Another new feature this year was the after-hours party at The New County Hotel on both the Saturday and Sunday nights. So it was all back to yours for some tea and toast, chatting and dancing and generally winding down before the home stretch.

Arrivals at the Masked Ball Guests at the Masked Woodchoppers Ball.

Yo James! Cut us some slack! How about a half-hour wake-up fun class at 9.30 on the Sunday morning, to ease us into the day? After all – who’s up for an hour’s class at 9 after a few hours sleep? Yes, it was Sunday, and with a commendable I’ll-sleep-when-I’m-dead attitude, the classes were once again packed with those for whom swing is most definitely the thing. I dreamt that I was in an advanced class with James and Cookie, and when I woke up – I was.

And then suddenly the last class came to an end. The weekend was taking the A train to the end of the line, and soon we would be flying home. But suddenly, out of the blue: The Mad Hatters’ Tea Party! Nobody expects the Mad Hatters’ Tea Party (unless they’ve read the schedule). And so the cry went up: "Fetch The Comfy Pew!" Not The Comfy Pew! Yes, The Comfy Pew! And so the tiny teashop near the cathedral that holds around six people provided they breathe in together was descended upon in large numbers. A tea and a scone and we’re solid gone.

The prelude to the evening dance was Cliptomaniacs in the cinema. Lennart Westerlund and Andrew Winton showed a wide variety of clips from the classics. Lennart focused on the origins of Lindy Hop with George Snowden, Al Minns and Leon James and The Nicholas Brothers, while Andrew showed excerpts from musicals with Gene Nelson, Fred Astaire, The Condos Brothers and Whitey’s Lindy Hoppers.

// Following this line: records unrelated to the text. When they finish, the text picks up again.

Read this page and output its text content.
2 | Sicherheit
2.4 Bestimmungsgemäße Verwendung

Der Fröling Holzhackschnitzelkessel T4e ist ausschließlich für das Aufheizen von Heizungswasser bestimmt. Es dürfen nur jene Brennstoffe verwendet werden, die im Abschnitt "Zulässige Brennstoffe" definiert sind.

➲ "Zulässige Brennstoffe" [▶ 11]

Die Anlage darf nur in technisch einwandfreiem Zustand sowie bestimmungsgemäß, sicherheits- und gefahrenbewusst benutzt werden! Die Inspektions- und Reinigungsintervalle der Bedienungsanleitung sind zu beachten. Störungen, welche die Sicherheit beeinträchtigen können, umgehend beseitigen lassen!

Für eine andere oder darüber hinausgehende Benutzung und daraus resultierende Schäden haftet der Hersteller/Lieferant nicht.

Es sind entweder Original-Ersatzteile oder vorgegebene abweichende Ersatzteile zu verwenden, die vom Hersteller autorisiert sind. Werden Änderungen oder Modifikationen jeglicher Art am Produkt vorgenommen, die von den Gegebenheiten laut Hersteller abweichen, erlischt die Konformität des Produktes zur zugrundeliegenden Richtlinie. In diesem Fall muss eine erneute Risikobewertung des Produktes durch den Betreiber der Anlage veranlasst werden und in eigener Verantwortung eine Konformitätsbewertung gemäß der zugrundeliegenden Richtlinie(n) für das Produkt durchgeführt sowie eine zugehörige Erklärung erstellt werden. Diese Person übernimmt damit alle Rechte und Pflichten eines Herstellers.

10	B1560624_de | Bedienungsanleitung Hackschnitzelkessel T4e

The clip from Black Britain featuring the story of Ken Snakehips Johnson was also shown, together with his one screen appearance in Oh Daddy.

With impeccable timing, the screen showing ended minutes before Vile Bodies took the Arts Centre stage. Opening with a brisk Christopher Columbus, (you know, the guy who sailed the seas without a compass), the orchestra sounded exquisite. Stacey Kent was in fine vocal form, taking numbers from her recent Let Yourself Go Astaire tribute CD. The pace didn’t suit all the dancers, with quite a few slow numbers in the two sets. But the same people were gasping for breath during the intermission, as the DJ music upped the tempo until the inevitable Sing Sing Sing jam session. One unfortunate by-product was Lennart accidentally demolishing one of the bandstands in an attempt to resist the invitation of Cookie to join her on the floor!

Every year at JATW is always new. New County, New Steps, New T-shirt, New Shoes and by the end of it, New Legs. Bookings are already being taken for Woodside 2001 on the Bank Holiday Weekend of May 4 to 6. The chances are, it will be a sell-out again. If you’ve never been, treat yourself. After all, you don’t want to be sat there in a year’s time just reading about a great time – do you?